О. Федул похвалил послушника.
– Упражняйся, брат Ляксандра. И знаешь, что трубе ничего не сделается, а нельзя, ежели нет благословения.
– Хорошо здесь, какая красота – даль!
– Стой и зри, коль красна вселенная! – согласился о. Федул. – Да о душе-то помни, пекись о ней. Сказано: не прилепися к сокровищу. Во-он, – показал старик на лесные дали, – скит Всех Святых. Там у нас схимонахи есть. Вон Предтеченский, тоже схимонах живет. А во-он, чуть видать, Коневский, тоже схимонах обретается, о. Сысой, прозорливец. А вон – и Ляксандра Свирского. Вся тут, пустыня наша. Леса темные, кресты гранитные, церковки среброглавые, святые места. Тишина у нас, покой душе. А который человек с воли, дух в нем и ходит непокойный, и нет мира в костех его.
– Да вы философ, о. Федул! – пошутил я.
О. Федул поглядел с сомнением: незнакомое слово его смутило.
– Ишь вы чего сказали! По-вашему, может, и обидно, а мне что… суемудрия не приемлю. А почему вы такое слово сказали? А потому, что дух суемудрия в вас мятется. Ишь, высь какая! Вам, небось, и глядеть-то страшно, а у нас, повыше еще, монашек кумполок красил да молитвы пел. А старичок, за шестьдесят ему было.

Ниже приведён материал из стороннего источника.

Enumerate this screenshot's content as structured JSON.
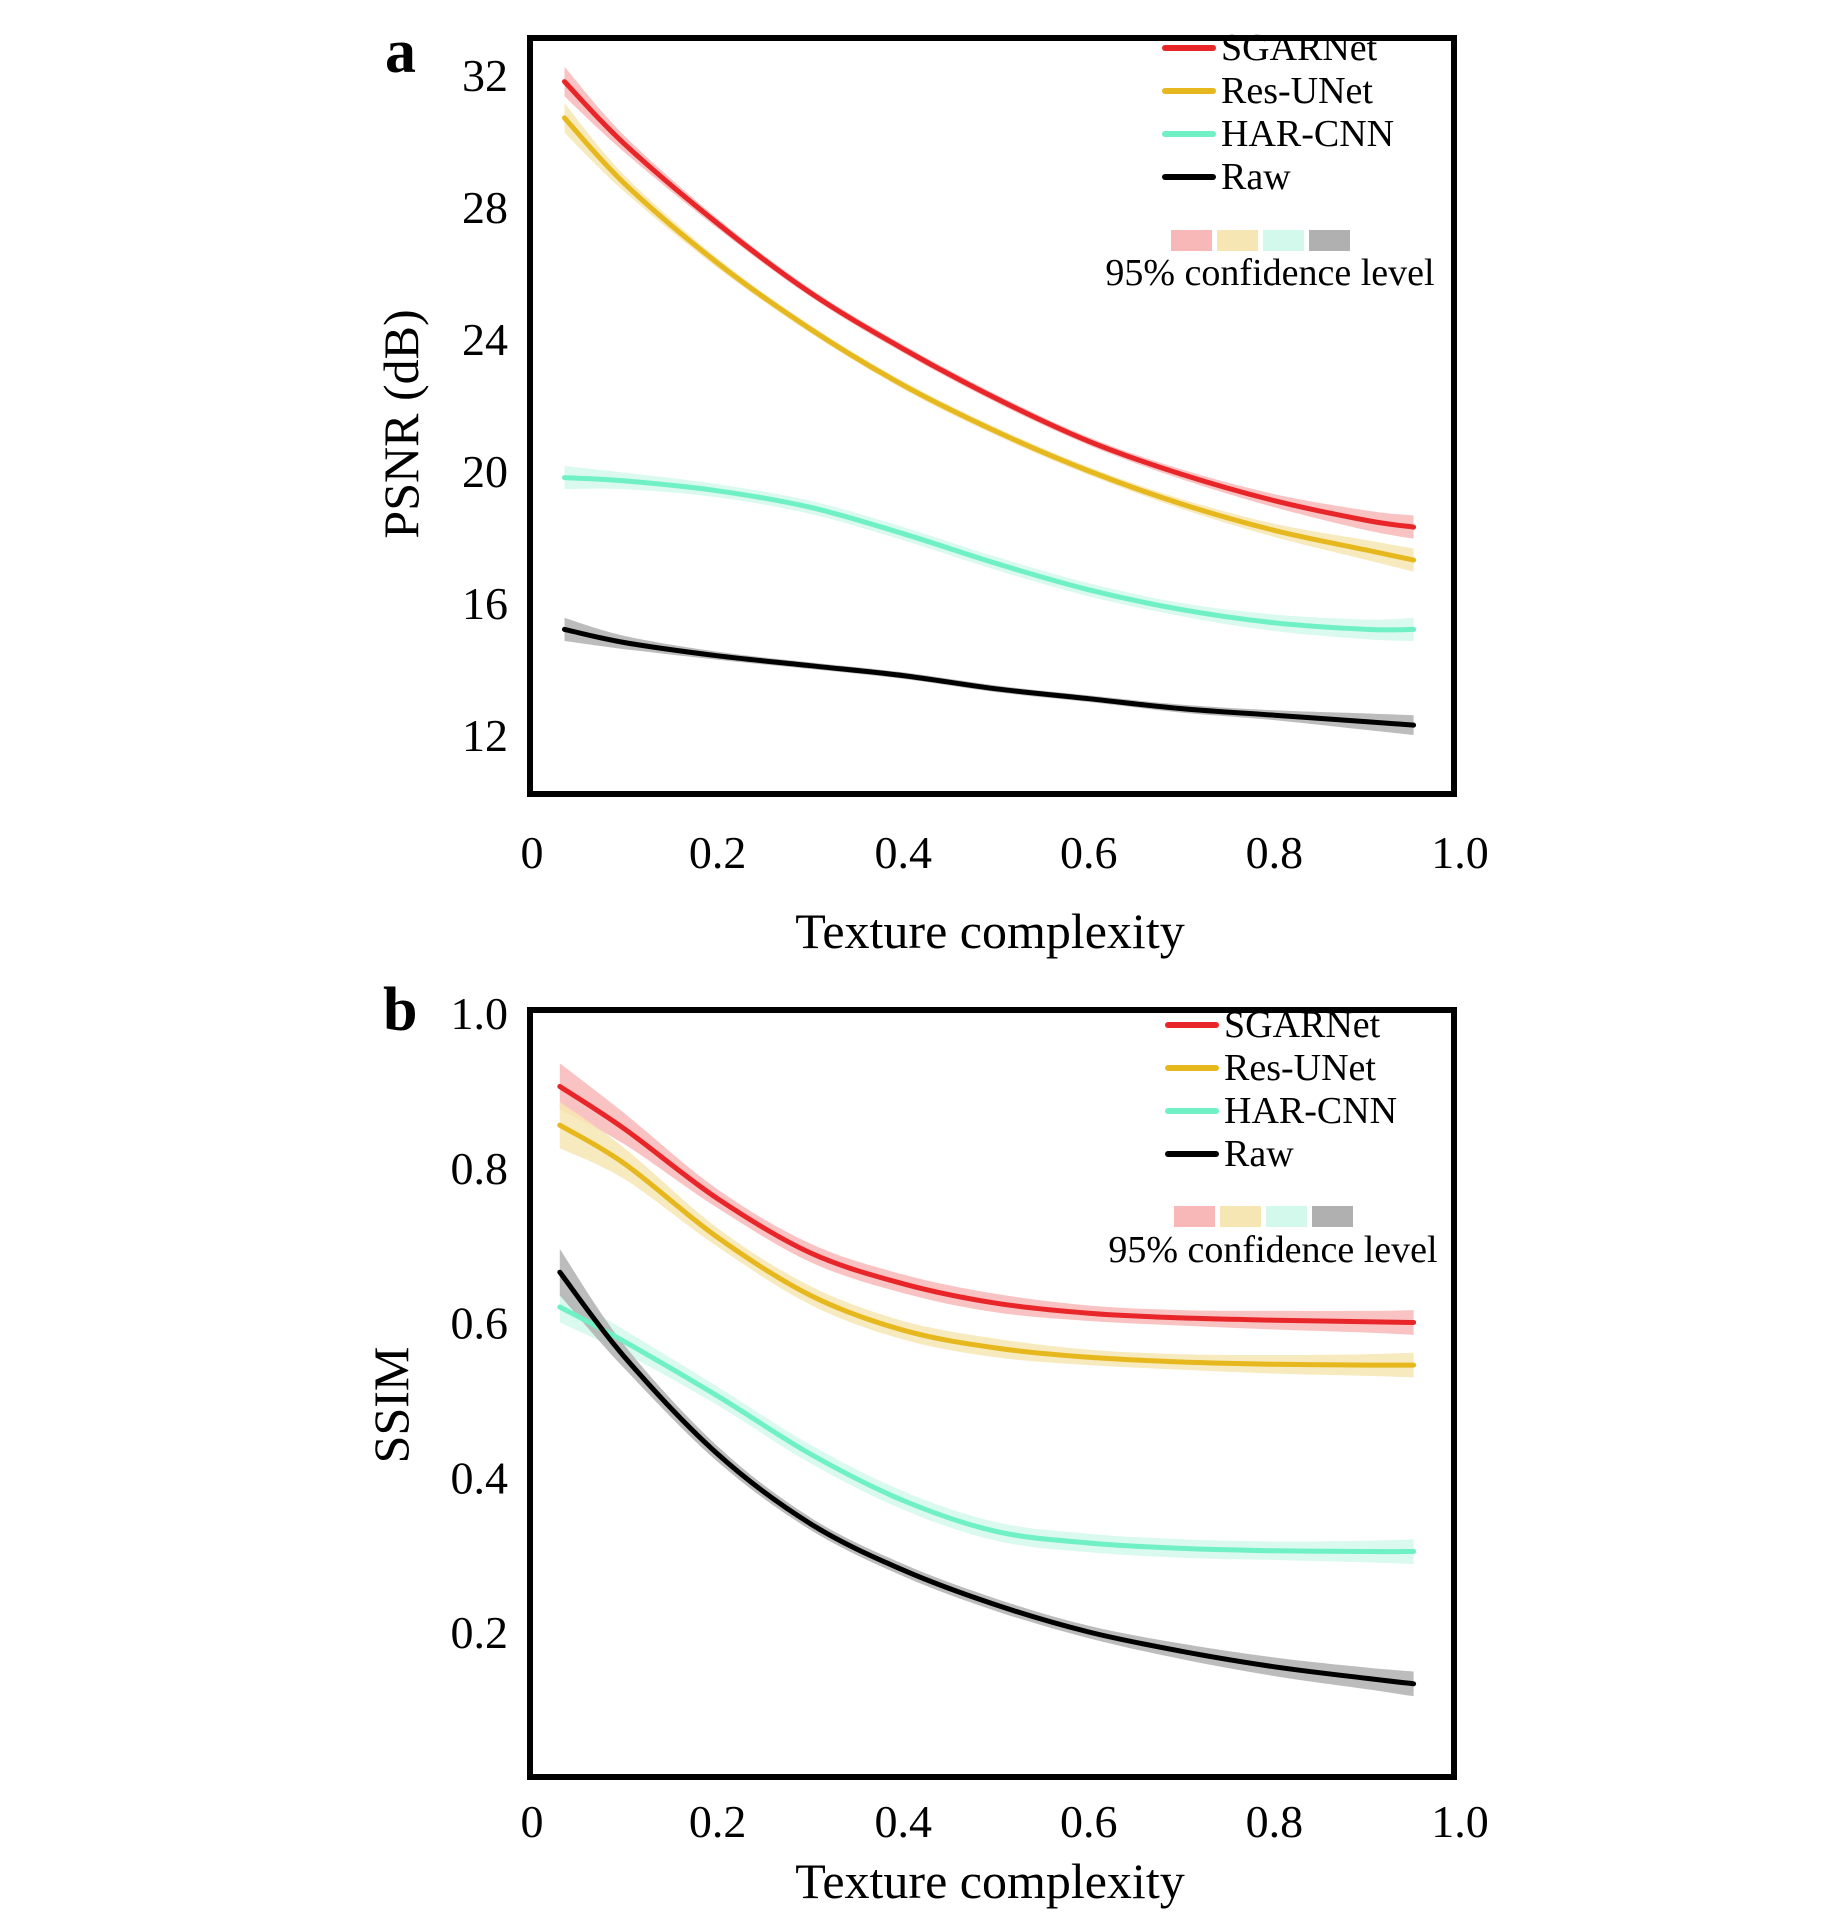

Ветром его, словно на озере, об кумполок раскачивало – потукивало, а он – "Царю Небесный", да пел-то как!.. А почему? Благословение, воли отсечение. "Лезь, о. Анфим!" – возвестил игумен, – он и лезет, и молитвы поет. А тридцать три сажени!.. Вон братия из храма пошла, трапезовать час пришел. Ну, пойдемте, заговорил я вас.
Мы стали спускаться с колокольни.
V. В трапезной
– Господи Иисусе Христе Боже наш, помилуй нас…
Брат Василий вносит обед.
– Я уж на одну персону только принес. А вам о. Антипа послушание назначил, – с улыбкой говорит он мне, – в трапезную пойти. Там у нас чинно, под жития вкушают.

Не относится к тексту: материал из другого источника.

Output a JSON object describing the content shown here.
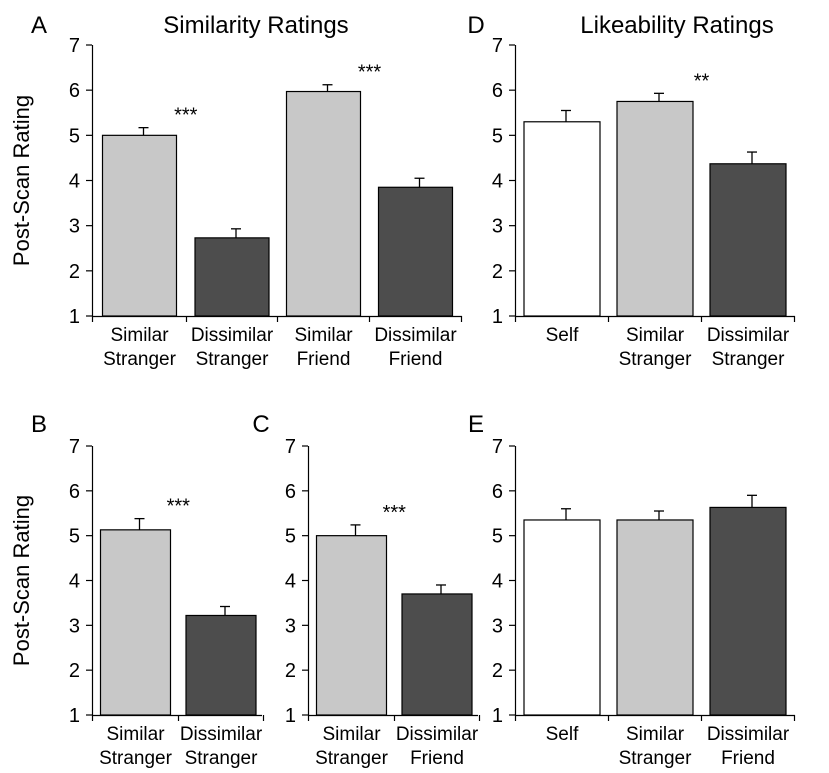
{
  "headers": {
    "similarity": "Similarity Ratings",
    "likeability": "Likeability Ratings"
  },
  "colors": {
    "self": "#ffffff",
    "similar": "#c8c8c8",
    "dissimilar": "#4d4d4d",
    "outline": "#000000"
  },
  "chart_data": [
    {
      "panel": "A",
      "type": "bar",
      "ylabel": "Post-Scan Rating",
      "ylim": [
        1,
        7
      ],
      "yticks": [
        "1",
        "2",
        "3",
        "4",
        "5",
        "6",
        "7"
      ],
      "categories": [
        [
          "Similar",
          "Stranger"
        ],
        [
          "Dissimilar",
          "Stranger"
        ],
        [
          "Similar",
          "Friend"
        ],
        [
          "Dissimilar",
          "Friend"
        ]
      ],
      "values": [
        5.0,
        2.73,
        5.97,
        3.85
      ],
      "errors": [
        0.17,
        0.2,
        0.15,
        0.2
      ],
      "fills": [
        "similar",
        "dissimilar",
        "similar",
        "dissimilar"
      ],
      "annotations": [
        {
          "text": "***",
          "between": [
            0,
            1
          ]
        },
        {
          "text": "***",
          "between": [
            2,
            3
          ]
        }
      ]
    },
    {
      "panel": "D",
      "type": "bar",
      "ylabel": "",
      "ylim": [
        1,
        7
      ],
      "yticks": [
        "1",
        "2",
        "3",
        "4",
        "5",
        "6",
        "7"
      ],
      "categories": [
        [
          "Self"
        ],
        [
          "Similar",
          "Stranger"
        ],
        [
          "Dissimilar",
          "Stranger"
        ]
      ],
      "values": [
        5.3,
        5.75,
        4.37
      ],
      "errors": [
        0.25,
        0.18,
        0.26
      ],
      "fills": [
        "self",
        "similar",
        "dissimilar"
      ],
      "annotations": [
        {
          "text": "**",
          "between": [
            1,
            2
          ]
        }
      ]
    },
    {
      "panel": "B",
      "type": "bar",
      "ylabel": "Post-Scan Rating",
      "ylim": [
        1,
        7
      ],
      "yticks": [
        "1",
        "2",
        "3",
        "4",
        "5",
        "6",
        "7"
      ],
      "categories": [
        [
          "Similar",
          "Stranger"
        ],
        [
          "Dissimilar",
          "Stranger"
        ]
      ],
      "values": [
        5.13,
        3.22
      ],
      "errors": [
        0.25,
        0.2
      ],
      "fills": [
        "similar",
        "dissimilar"
      ],
      "annotations": [
        {
          "text": "***",
          "between": [
            0,
            1
          ]
        }
      ]
    },
    {
      "panel": "C",
      "type": "bar",
      "ylabel": "",
      "ylim": [
        1,
        7
      ],
      "yticks": [
        "1",
        "2",
        "3",
        "4",
        "5",
        "6",
        "7"
      ],
      "categories": [
        [
          "Similar",
          "Stranger"
        ],
        [
          "Dissimilar",
          "Friend"
        ]
      ],
      "values": [
        5.0,
        3.7
      ],
      "errors": [
        0.24,
        0.2
      ],
      "fills": [
        "similar",
        "dissimilar"
      ],
      "annotations": [
        {
          "text": "***",
          "between": [
            0,
            1
          ]
        }
      ]
    },
    {
      "panel": "E",
      "type": "bar",
      "ylabel": "",
      "ylim": [
        1,
        7
      ],
      "yticks": [
        "1",
        "2",
        "3",
        "4",
        "5",
        "6",
        "7"
      ],
      "categories": [
        [
          "Self"
        ],
        [
          "Similar",
          "Stranger"
        ],
        [
          "Dissimilar",
          "Friend"
        ]
      ],
      "values": [
        5.35,
        5.35,
        5.63
      ],
      "errors": [
        0.25,
        0.2,
        0.27
      ],
      "fills": [
        "self",
        "similar",
        "dissimilar"
      ],
      "annotations": []
    }
  ]
}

Я не понимаю, спрашиваю его: что это значит – "под жития"?
– Все вкушают, а очередной чтец читает про "жития". Это чтобы вредные мысли не входили. Пища молитвой освящается, тогда и питание на пользу. Никакой чтобы заботы в мыслях.
Я удивлен: как раз и в физиологии это говорится, – читал недавно "Физиологию" Льюиса. Оказывается, и монахи знают.
Я говорю брату Василию, что об этом и в науке говорится, чтобы принимать пищу в полном спокойствии, без раздражения. Он глядит на меня с сомнением, не подвох ли в моих словах.
– Вашу науку мы не знаем, а святые отцы так установили, из древних лет. Такой наказ есть, старца Назария Саровского: "Вкушать молча, как бы какое священнодействие совершаешь".
– Это называется – физиология питания! – говорю я.
– А по-нашему наказ старца Назария, – говорит упрямый брат Василий, – чтобы хлеб насущный не осквернять дурными помыслами. А для женска пола, для их персоны… – показывает он на мою жену, – трапезная при гостинице у нас. Но для них чина не полагается, без "житий" вкушают.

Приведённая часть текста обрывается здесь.